Despite Indiana's relatively strong financial aid program, Murray said it's getting tougher for low-income families to send children to college.

More colleges are giving out more merit-based aid, federal Pell grants are stagnant at $4,050 and federal tax credits benefit the middle and upper classes, he said.

While college counselors advise students not to take out too many loans, the debt burden often doesn't sink in until after graduation day.

Scott Smith, 23, graduated from IU in May with a degree in French.

The Valparaiso native must repay $15,000 in loans, but he doesn't have a job now other than painting houses.

Is he worried?

"I guess, a little bit," he said, sitting outside the IU Library. "I don't want to pay them back."

He's thinking about trying to get into law school or perhaps teaching.

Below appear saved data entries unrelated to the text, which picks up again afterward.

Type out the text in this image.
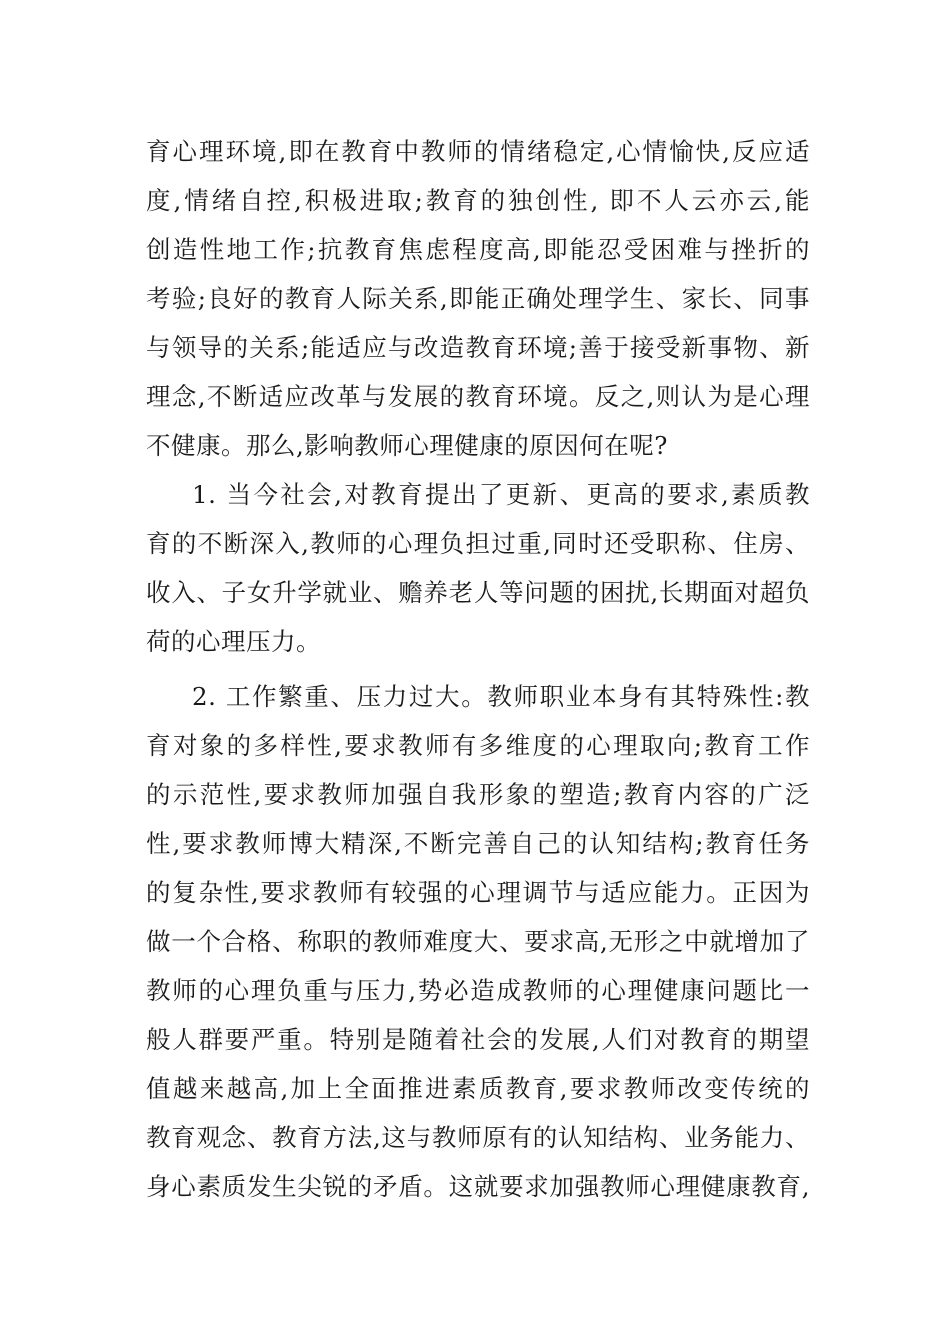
育心理环境,即在教育中教师的情绪稳定,心情愉快,反应适
度,情绪自控,积极进取;教育的独创性, 即不人云亦云,能
创造性地工作;抗教育焦虑程度高,即能忍受困难与挫折的
考验;良好的教育人际关系,即能正确处理学生、家长、同事
与领导的关系;能适应与改造教育环境;善于接受新事物、新
理念,不断适应改革与发展的教育环境。反之,则认为是心理
不健康。那么,影响教师心理健康的原因何在呢?
1. 当今社会,对教育提出了更新、更高的要求,素质教
育的不断深入,教师的心理负担过重,同时还受职称、住房、
收入、子女升学就业、赡养老人等问题的困扰,长期面对超负
荷的心理压力。
2. 工作繁重、压力过大。教师职业本身有其特殊性:教
育对象的多样性,要求教师有多维度的心理取向;教育工作
的示范性,要求教师加强自我形象的塑造;教育内容的广泛
性,要求教师博大精深,不断完善自己的认知结构;教育任务
的复杂性,要求教师有较强的心理调节与适应能力。正因为
做一个合格、称职的教师难度大、要求高,无形之中就增加了
教师的心理负重与压力,势必造成教师的心理健康问题比一
般人群要严重。特别是随着社会的发展,人们对教育的期望
值越来越高,加上全面推进素质教育,要求教师改变传统的
教育观念、教育方法,这与教师原有的认知结构、业务能力、
身心素质发生尖锐的矛盾。这就要求加强教师心理健康教育,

But Smith, who received one Pell grant, thinks the government should do more to pay for students' educations.

Many financial aid directors in Indiana would agree.

They said the best scenario would be for the federal government to increase the Pell grant, which goes to low-income students. The next-best option, some say, is for Congress to raise the federal loan limits.

While juniors and seniors can borrow $5,500 annually, freshmen are limited to $2,635, and sophomores can borrow $3,500.

"That's way off the mark," said James Patton, financial aid director at the University of Southern Indiana. All students should be able to borrow $5,500 per year, he added.

But college officials worry, too, that raising limits will drive up borrowing.

Indiana financial aid directors say their debt averages are reasonable, yet they recognize some students will have a tough time.

"A kid who owes $40,000 and is going to become a teacher, yes, that's a significant burden," said Robert Zellers, Ball State's director of financial aid.

Jesse Wilson, 27, is looking at loan debt that will total twice that amount, close to $80,000, by the time he graduates from the IU School of Law-Indianapolis next May. The loans include some from Butler University.

"Especially, having a finance degree, I feel the weight of the interest, having that kind of debt."

Yet he's not nervous about paying it off. "I don't think it's that bad of a deal. Even though it's debt, I see it as an investment in my future."